If you follow these things, you’ve probably heard about the Treasury’s new (if uncompellingly named) MyAccountCard pilot. Issued by soon-to-be Green Dot’s Bonneville Bank, managed by Green Dot, the US Treasury will send these GPR cards to 600,000 underbanked households, suggesting they use the card to receive their tax refunds. ADP will manage some payroll cards, as part of the pilot.
This strikes me as Good, all around. The program will save the Treasury – aka the tax payer – around $40mm simply by not needing to cut paper checks. The program partners with the private sector in good ways and at a decent scale. The program is experimental and transcends the long-standing attitude that everyone should be traditionally banked, in other words, it’s customer centric (or citizen centric).

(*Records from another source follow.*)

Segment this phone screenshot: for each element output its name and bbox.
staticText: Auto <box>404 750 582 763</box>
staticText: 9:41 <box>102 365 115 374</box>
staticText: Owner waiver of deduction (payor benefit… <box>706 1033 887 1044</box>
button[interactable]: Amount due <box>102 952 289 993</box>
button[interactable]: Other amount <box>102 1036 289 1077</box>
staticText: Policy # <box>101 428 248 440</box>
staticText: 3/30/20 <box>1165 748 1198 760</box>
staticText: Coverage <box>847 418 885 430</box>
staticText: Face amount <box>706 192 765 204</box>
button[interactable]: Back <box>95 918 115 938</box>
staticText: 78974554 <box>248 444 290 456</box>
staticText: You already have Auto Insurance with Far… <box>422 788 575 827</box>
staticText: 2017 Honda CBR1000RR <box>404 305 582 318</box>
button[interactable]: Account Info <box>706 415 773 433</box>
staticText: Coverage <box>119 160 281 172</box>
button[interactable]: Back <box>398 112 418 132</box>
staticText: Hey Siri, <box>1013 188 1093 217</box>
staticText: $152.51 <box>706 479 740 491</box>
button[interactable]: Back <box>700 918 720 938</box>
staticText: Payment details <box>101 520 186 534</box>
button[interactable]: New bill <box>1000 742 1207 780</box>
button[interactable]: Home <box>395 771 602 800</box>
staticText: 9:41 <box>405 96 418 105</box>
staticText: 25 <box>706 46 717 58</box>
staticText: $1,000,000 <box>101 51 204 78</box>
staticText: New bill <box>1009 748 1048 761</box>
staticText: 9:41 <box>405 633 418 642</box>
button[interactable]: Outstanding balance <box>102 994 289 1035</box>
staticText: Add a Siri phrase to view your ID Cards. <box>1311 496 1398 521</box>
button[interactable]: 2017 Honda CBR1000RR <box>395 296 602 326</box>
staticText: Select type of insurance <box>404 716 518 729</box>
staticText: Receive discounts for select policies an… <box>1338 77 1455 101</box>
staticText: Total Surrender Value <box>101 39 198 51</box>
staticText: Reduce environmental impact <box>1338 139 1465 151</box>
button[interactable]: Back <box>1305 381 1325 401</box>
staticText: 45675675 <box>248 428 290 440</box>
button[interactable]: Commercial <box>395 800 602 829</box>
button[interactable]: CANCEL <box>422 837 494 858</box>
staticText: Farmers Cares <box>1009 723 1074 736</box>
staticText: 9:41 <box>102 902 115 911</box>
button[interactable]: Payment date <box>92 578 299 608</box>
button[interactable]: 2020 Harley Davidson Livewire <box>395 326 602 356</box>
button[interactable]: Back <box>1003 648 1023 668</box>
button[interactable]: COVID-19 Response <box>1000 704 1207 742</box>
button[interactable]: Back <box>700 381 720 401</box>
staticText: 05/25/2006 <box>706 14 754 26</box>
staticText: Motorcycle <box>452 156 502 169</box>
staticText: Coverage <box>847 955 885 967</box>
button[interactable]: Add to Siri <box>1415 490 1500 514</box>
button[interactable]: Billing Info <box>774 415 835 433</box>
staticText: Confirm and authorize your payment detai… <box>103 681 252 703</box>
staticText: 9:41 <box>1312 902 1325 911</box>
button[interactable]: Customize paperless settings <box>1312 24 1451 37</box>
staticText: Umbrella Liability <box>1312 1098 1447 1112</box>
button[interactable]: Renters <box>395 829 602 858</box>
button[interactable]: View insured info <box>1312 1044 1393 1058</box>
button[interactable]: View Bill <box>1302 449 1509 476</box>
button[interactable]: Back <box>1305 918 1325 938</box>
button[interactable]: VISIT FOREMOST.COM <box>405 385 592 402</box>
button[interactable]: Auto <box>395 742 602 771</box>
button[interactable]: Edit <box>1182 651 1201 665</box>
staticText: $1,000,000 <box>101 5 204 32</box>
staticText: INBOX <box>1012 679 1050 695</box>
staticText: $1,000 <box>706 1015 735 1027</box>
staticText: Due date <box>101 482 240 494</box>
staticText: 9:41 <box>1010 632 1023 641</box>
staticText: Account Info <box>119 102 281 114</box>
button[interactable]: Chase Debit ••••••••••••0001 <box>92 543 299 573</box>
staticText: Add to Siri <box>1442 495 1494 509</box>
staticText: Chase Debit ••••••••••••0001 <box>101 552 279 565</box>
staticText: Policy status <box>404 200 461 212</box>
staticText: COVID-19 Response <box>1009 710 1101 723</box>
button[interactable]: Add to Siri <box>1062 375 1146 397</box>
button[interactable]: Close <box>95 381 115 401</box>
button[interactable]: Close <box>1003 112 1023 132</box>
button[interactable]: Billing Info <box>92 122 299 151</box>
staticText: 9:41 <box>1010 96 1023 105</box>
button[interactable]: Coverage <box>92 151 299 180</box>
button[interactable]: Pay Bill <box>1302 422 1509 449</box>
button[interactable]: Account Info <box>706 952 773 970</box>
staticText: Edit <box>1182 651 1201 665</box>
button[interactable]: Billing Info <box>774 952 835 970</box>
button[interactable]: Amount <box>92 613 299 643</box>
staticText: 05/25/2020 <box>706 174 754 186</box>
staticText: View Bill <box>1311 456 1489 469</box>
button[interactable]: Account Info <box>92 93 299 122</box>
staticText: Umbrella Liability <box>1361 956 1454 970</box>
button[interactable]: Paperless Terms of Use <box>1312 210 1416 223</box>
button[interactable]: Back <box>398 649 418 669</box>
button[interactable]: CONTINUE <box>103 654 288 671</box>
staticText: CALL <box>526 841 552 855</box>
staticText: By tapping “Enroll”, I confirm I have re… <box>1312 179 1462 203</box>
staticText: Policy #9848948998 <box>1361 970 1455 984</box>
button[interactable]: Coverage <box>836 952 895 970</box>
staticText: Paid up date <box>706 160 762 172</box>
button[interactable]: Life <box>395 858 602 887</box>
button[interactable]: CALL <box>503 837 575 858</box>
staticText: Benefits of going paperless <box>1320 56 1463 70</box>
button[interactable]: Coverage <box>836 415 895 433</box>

This Treasury is doing quite a few new and innovative programs. For an agency publicly maligned with big-bank stimulus, government-sponsored R&D has gotten a bad name. But I don’t see a lot of people complaining about government investment in health R&D or energy R&D or science R&D. These are programs which flow billions in home-grown innovation into our private sector. Experiments like this Treasury taxtime prepaid card are in this vein and I hope we see a lot more of it.
(And by the way, this program was conceived of and developed for the Treasury by my friends at CFSI under the no more compellingly named SAFE-T Account moniker).